Две полнокровные роты – это хорошая дивизионная операция!
Четырнадцать месяцев я был в отряде. И еще потом один месяц на «очистке». После операции «Багратион», когда наши войска продвинулись далеко вперед, на запад, в белорусских лесах осталось много окруженных групп немцев, полицаев. Да, вот такая история. В сорок втором я от них хоронился. А в сорок четвертом – они от нас. Вот жизнь как поворачивается…
Многие, кого мы брали в плен, были в немецкой форме и хорошо говорили по-русски. Некоторые были одеты в эсэсовскую форму. Тут попадались не только полицейские, но и остатки разных специальных подразделений, и власовцы, и группы из первого русского национального полка СС, и польские офицеры Армии крайовой, и дезертиры. Те прятались в лесах с лета сорок первого года. Некоторые сами выходили. В основном это были местные жители. Кого бабы прятали, кого родители.

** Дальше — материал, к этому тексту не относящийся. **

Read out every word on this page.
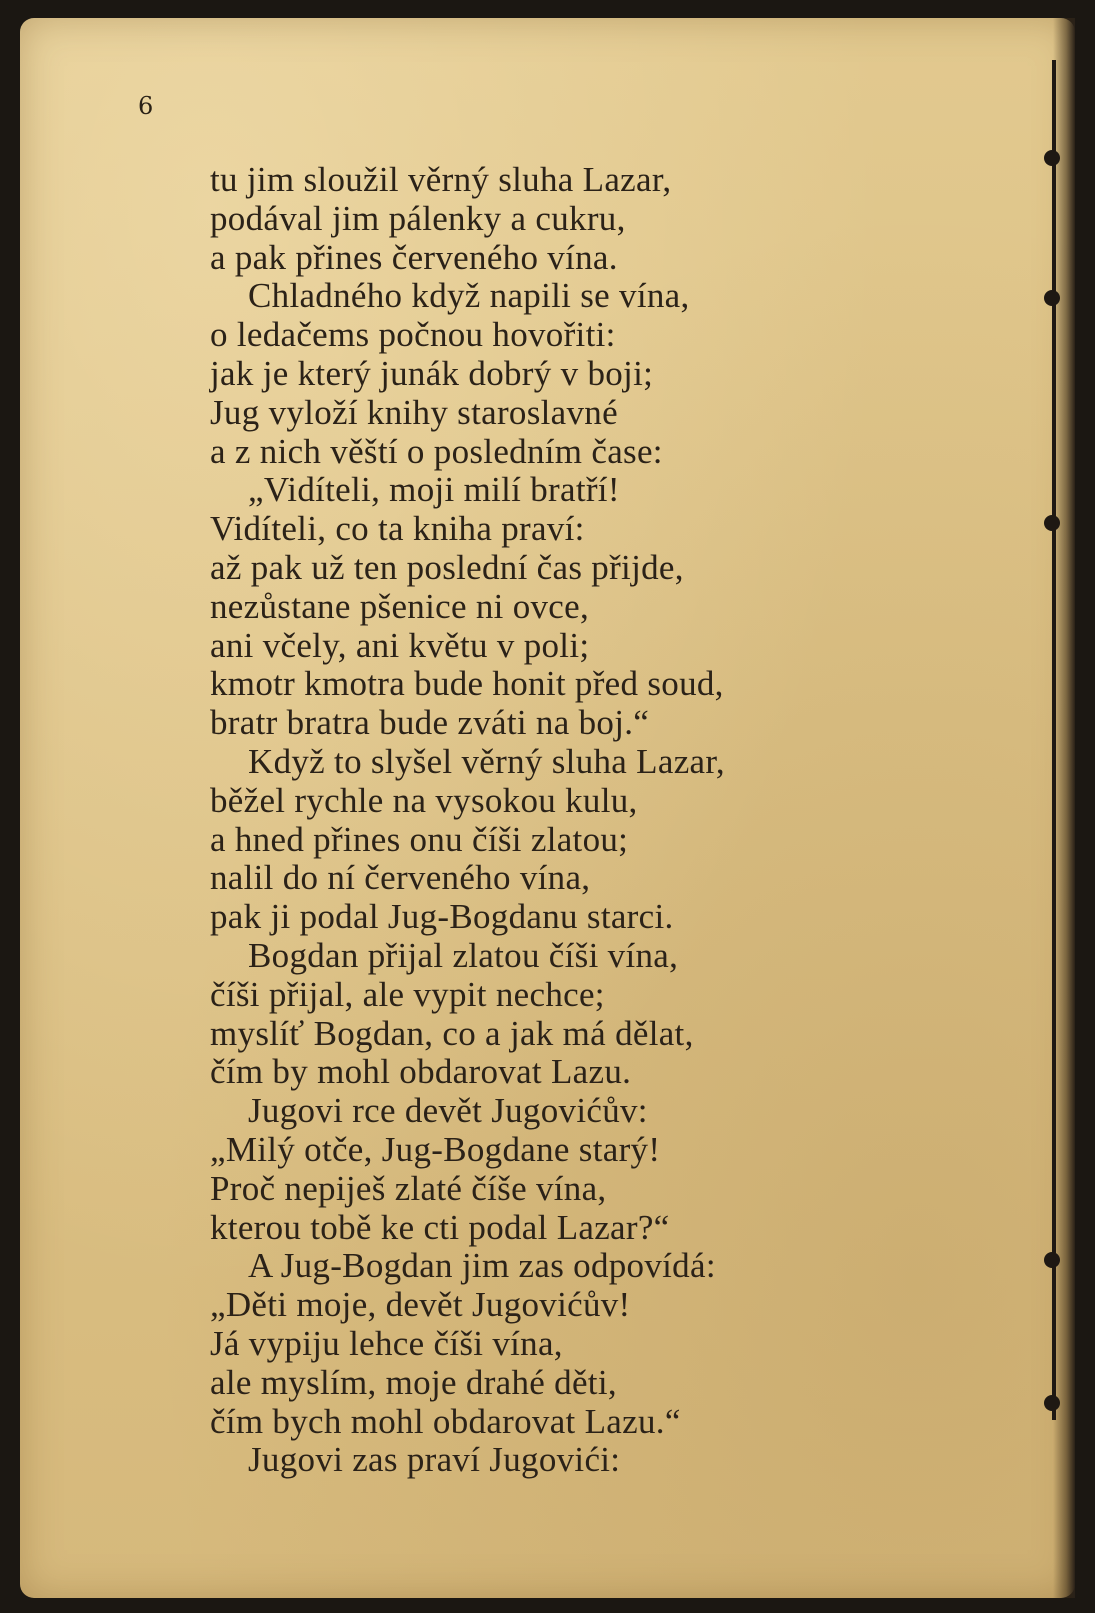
6
tu jim sloužil věrný sluha Lazar,
podával jim pálenky a cukru,
a pak přines červeného vína.
Chladného když napili se vína,
o ledačems počnou hovořiti:
jak je který junák dobrý v boji;
Jug vyloží knihy staroslavné
a z nich věští o posledním čase:
„Vidíteli, moji milí bratří!
Vidíteli, co ta kniha praví:
až pak už ten poslední čas přijde,
nezůstane pšenice ni ovce,
ani včely, ani květu v poli;
kmotr kmotra bude honit před soud,
bratr bratra bude zváti na boj.“
Když to slyšel věrný sluha Lazar,
běžel rychle na vysokou kulu,
a hned přines onu číši zlatou;
nalil do ní červeného vína,
pak ji podal Jug-Bogdanu starci.
Bogdan přijal zlatou číši vína,
číši přijal, ale vypit nechce;
myslíť Bogdan, co a jak má dělat,
čím by mohl obdarovat Lazu.
Jugovi rce devět Jugovićův:
„Milý otče, Jug-Bogdane starý!
Proč nepiješ zlaté číše vína,
kterou tobě ke cti podal Lazar?“
A Jug-Bogdan jim zas odpovídá:
„Děti moje, devět Jugovićův!
Já vypiju lehce číši vína,
ale myslím, moje drahé děti,
čím bych mohl obdarovat Lazu.“
Jugovi zas praví Jugovići:
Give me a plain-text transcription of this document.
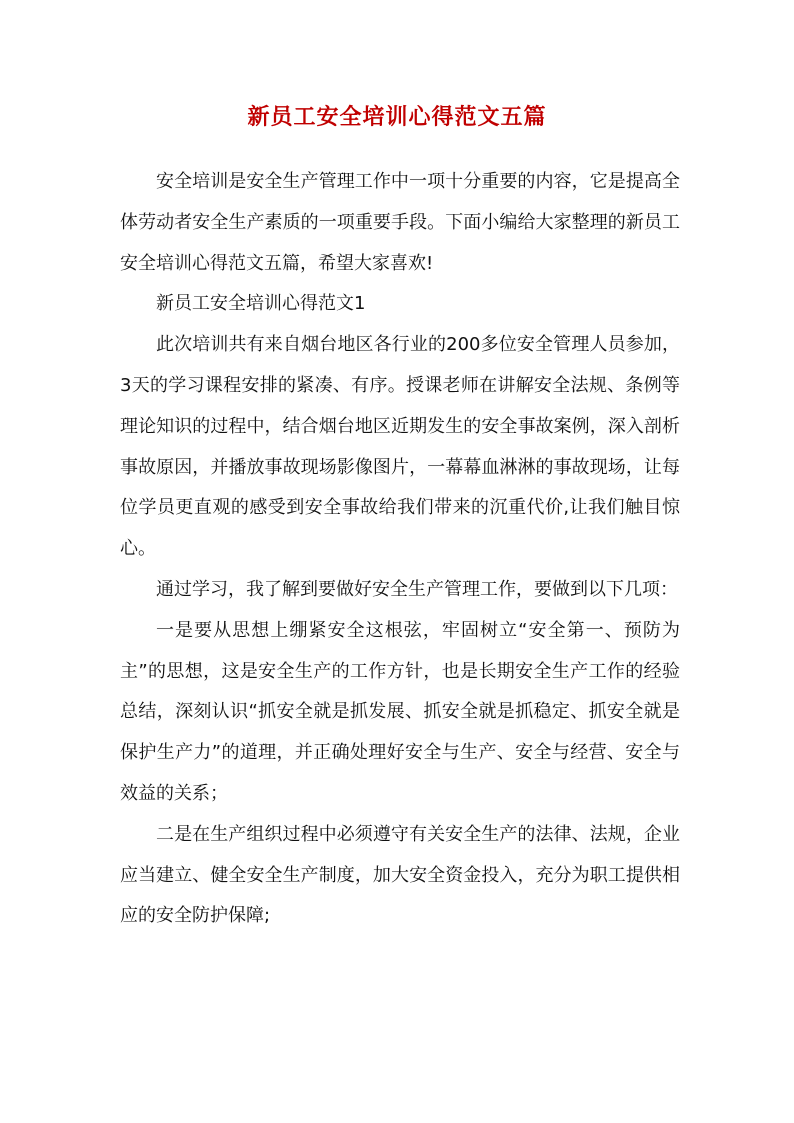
新员工安全培训心得范文五篇

安全培训是安全生产管理工作中一项十分重要的内容，它是提高全体劳动者安全生产素质的一项重要手段。下面小编给大家整理的新员工安全培训心得范文五篇，希望大家喜欢!

新员工安全培训心得范文1

此次培训共有来自烟台地区各行业的200多位安全管理人员参加，3天的学习课程安排的紧凑、有序。授课老师在讲解安全法规、条例等理论知识的过程中，结合烟台地区近期发生的安全事故案例，深入剖析事故原因，并播放事故现场影像图片，一幕幕血淋淋的事故现场，让每位学员更直观的感受到安全事故给我们带来的沉重代价,让我们触目惊心。

通过学习，我了解到要做好安全生产管理工作，要做到以下几项：

一是要从思想上绷紧安全这根弦，牢固树立“安全第一、预防为主”的思想，这是安全生产的工作方针，也是长期安全生产工作的经验总结，深刻认识“抓安全就是抓发展、抓安全就是抓稳定、抓安全就是保护生产力”的道理，并正确处理好安全与生产、安全与经营、安全与效益的关系；

二是在生产组织过程中必须遵守有关安全生产的法律、法规，企业应当建立、健全安全生产制度，加大安全资金投入，充分为职工提供相应的安全防护保障;
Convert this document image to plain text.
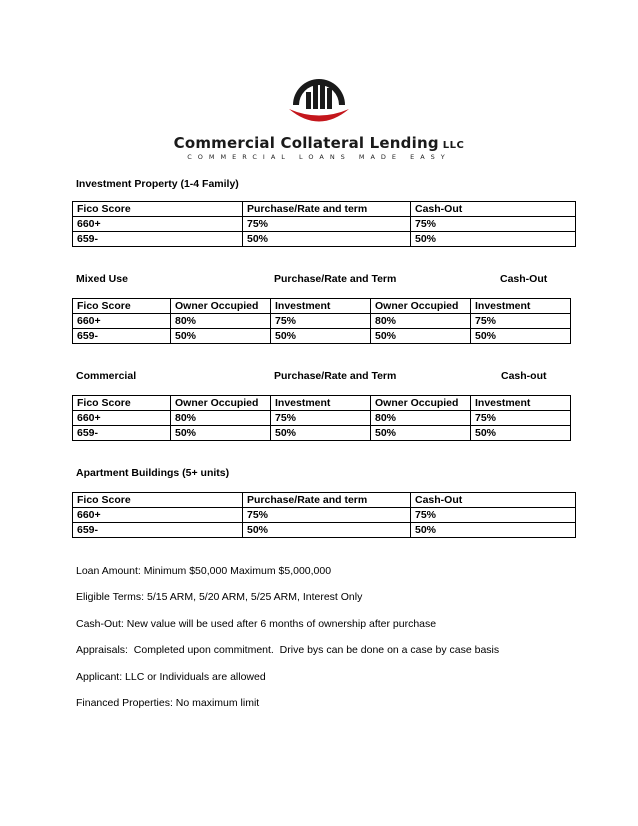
Commercial Collateral Lending LLC
COMMERCIAL LOANS MADE EASY
Investment Property (1-4 Family)
Fico Score	Purchase/Rate and term	Cash-Out
660+	75%	75%
659-	50%	50%
Mixed Use	Purchase/Rate and Term	Cash-Out
Fico Score	Owner Occupied	Investment	Owner Occupied	Investment
660+	80%	75%	80%	75%
659-	50%	50%	50%	50%
Commercial	Purchase/Rate and Term	Cash-out
Fico Score	Owner Occupied	Investment	Owner Occupied	Investment
660+	80%	75%	80%	75%
659-	50%	50%	50%	50%
Apartment Buildings (5+ units)
Fico Score	Purchase/Rate and term	Cash-Out
660+	75%	75%
659-	50%	50%
Loan Amount: Minimum $50,000 Maximum $5,000,000
Eligible Terms: 5/15 ARM, 5/20 ARM, 5/25 ARM, Interest Only
Cash-Out: New value will be used after 6 months of ownership after purchase
Appraisals:  Completed upon commitment.  Drive bys can be done on a case by case basis
Applicant: LLC or Individuals are allowed
Financed Properties: No maximum limit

– А уже слыхать было, особенно по ночам, как наши идут. Тяжелая артиллерия била. Фронт валом катился. Тут уж наши хломосили почем зря, не то что в сорок первом под Вязьмой.
Иногда нас отправляли на железнодорожную станцию – разгружали вагоны. Обычно, когда нас гнали туда, вдоль дороги стояли жители, в основном угнанные немцами из оккупированных областей. Кричали: «Кто из Тулы? Кто из Брянска?» Деревни называли. Слышу, кричат: «Зимницкие есть?» Поворачиваюсь, кричу вслепую: «Я из Зимниц, а ты кто?» Стоит мальчик: «Ты что, дядя Ефим, не узнал меня?» Боже ты мой, гляжу, это ж Витя Лавреев! До войны такой шалун малый был! «Что в Зимницах?» – спрашиваю. Он мне все и порассказал: что Зимницы немцы сожгли дотла, что мужиков всех, и даже ребят по пятнадцать – шестнадцать лет, постреляли, что только кое-кто случайно остался жив. «Бабы-то с детьми живы?» – «Живы!» – говорит. «А отец мой?» – «Нет, – говорит, – расстрелян». «А тесть, Кирилл Арсентьевич?» – «И он», – отвечает мне Витя. «А дядя Охрем?» – «Дядя Охрем, – говорит, – живой остался». Условились мы с ним на завтра встретиться возле проволоки. Гражданским к нам приходить разрешали, охрана не препятствовала. Да что-то не пришел Витя.
И надо ж было такому случиться, что встретились мы с ним потом еще раз, уже в Германии, куда нас дальше угнали. И рассказал он мне тогда побольше. Например, что в Минске с ним вместе Степанида была с детьми. Это одна женщина наша, тоже зимницкая. А у нас в Минске комендантом лагеря в то время был немец по фамилии Кац. Раньше, когда мы только-только туда поступили, другой был. Тот все, бывало, ходил с расстегнутой кобурой. Чуть что, стрелял без предупреждения. Много нашего брата пострелял. А Кац был добрый. Вот, помню, подойдет к проволоке женщина, уговорится с кем из наших – и к нему: мол, господин комендант, мужа нашла, отпусти отца к детям. Усмехнется немец да и прикажет отпустить пленного. Отпускал насовсем. Слыханное ли дело – на волю, после таких-то мучений… А вот же отпускал. Вот бы мне встретиться тогда со Степанидой!..
Витю Лавреева я встретил после 3 мая 1945 года, когда нас англичане освободили.
Англичане нас передали нашим.
За мной ничего такого не числилось. Поэтому после передачи я сразу попал на хозяйство и, считай, опять, как в сорок первом под Новодугинской, на должность старшины. Жили мы в польской деревне, работали на маслобойне. Снабжали войска продовольствием.
Раз приезжают двое молодых офицеров из особого отдела. Поговорили и тут же отпустили. Больше трепали тех, кто в сорок третьем и позже в плен попал. А нас, кто в сорок первом да в сорок втором… Знали, какая война на нашу долю выпала.